Now lets see how much we should get in reality from one node:-
1 processors * 1 cores * 4 FLOPS / clock cycle * 2.2 GHz = 8.8 GFlops .
4Flops /clock Cycle is a fixed value, and is true for most of the modern processors. If I ignore any of the communication overheads between two nodes, I should be getting ideally , 8.8 GHz x 2 = 17.6 GFLOPS in total. Whereas, I am getting less than half (6 GFlops) on my test cluster. There is a reason to it. My nodes are VMware machines. As soon as they get a job, their CPU is shared in half. You also need to keep in mind the overhead/CPU usage of the host machine as well. So on real machines, I should get around 6GHz x 2 = 12 GFLOPS.
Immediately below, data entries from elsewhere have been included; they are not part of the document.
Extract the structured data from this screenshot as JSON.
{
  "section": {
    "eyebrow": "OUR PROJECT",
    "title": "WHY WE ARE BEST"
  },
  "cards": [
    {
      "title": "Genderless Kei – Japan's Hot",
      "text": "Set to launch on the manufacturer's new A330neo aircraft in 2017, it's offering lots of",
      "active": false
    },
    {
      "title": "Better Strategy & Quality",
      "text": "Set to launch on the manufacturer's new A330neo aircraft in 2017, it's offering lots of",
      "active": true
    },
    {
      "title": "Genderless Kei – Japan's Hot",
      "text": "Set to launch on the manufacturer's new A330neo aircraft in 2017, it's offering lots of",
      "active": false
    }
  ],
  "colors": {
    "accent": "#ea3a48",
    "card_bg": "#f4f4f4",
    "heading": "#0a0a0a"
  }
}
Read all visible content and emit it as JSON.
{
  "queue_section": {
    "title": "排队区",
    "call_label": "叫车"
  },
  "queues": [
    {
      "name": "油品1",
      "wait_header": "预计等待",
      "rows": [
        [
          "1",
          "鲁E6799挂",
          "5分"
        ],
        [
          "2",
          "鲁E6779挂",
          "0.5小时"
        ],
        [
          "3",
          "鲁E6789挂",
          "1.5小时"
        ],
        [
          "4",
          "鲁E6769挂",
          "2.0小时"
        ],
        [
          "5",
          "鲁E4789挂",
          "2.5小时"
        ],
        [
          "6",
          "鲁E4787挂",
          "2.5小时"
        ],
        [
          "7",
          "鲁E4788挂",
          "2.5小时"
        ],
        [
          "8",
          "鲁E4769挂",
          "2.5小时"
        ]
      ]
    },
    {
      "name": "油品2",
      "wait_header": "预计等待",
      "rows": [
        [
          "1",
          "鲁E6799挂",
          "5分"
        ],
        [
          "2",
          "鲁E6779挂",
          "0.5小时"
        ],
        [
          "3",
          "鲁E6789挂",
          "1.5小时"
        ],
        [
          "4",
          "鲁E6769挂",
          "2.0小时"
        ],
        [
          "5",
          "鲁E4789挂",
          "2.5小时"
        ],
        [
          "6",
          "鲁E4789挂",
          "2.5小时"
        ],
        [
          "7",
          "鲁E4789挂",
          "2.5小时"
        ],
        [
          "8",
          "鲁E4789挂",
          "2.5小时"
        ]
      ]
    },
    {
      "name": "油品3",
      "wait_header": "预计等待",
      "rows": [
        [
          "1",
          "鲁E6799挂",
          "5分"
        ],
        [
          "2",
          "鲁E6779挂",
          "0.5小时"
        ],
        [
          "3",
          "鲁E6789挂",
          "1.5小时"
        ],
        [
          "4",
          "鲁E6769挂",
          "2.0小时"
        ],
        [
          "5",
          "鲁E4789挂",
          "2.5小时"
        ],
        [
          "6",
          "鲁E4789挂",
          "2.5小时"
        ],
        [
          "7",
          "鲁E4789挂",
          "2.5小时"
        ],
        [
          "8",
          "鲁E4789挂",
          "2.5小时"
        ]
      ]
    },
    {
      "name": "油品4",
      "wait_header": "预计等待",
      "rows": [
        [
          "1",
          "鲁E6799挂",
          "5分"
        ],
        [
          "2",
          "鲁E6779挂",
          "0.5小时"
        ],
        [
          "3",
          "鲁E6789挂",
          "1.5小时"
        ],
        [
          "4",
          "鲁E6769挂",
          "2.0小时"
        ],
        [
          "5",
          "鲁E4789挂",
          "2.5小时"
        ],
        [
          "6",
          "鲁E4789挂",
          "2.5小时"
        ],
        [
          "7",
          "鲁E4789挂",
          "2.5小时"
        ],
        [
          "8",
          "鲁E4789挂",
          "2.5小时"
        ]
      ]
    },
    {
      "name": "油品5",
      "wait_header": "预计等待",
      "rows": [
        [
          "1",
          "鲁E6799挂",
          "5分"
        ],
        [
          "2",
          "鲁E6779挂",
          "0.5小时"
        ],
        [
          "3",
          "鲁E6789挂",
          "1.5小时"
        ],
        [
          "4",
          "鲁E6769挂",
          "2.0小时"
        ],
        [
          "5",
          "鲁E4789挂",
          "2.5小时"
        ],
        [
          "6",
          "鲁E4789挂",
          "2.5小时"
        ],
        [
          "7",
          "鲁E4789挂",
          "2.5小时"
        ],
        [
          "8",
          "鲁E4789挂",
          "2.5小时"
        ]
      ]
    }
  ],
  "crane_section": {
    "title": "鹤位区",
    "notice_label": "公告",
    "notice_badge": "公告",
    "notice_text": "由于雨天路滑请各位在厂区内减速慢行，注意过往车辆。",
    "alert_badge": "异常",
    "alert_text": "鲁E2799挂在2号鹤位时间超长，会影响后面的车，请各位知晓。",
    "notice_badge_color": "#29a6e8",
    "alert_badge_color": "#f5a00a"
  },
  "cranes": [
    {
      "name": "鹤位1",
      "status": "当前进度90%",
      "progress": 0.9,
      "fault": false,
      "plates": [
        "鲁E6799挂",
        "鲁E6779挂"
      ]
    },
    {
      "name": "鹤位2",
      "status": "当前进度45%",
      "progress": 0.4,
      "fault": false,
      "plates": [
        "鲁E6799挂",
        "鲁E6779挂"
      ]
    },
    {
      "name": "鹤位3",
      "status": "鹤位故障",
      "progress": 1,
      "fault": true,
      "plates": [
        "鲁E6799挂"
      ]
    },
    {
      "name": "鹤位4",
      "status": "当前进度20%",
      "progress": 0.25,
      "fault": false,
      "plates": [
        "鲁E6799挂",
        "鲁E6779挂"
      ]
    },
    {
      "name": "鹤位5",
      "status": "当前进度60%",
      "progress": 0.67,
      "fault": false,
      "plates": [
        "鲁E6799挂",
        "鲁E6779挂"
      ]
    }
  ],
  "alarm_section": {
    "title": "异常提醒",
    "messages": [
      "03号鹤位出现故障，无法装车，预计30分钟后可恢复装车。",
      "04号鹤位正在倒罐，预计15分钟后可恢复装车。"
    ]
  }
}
Efficiency of a cluster is simply : (Number of GFLOPS achieved / Number of theoratical GFLOPS) * 100 .
My cluster's efficiency looks like: (6 / 17.6) * 100 = 34 %
Later, I will show you the results from a real cluster, and the efficiency level. InshaAllah.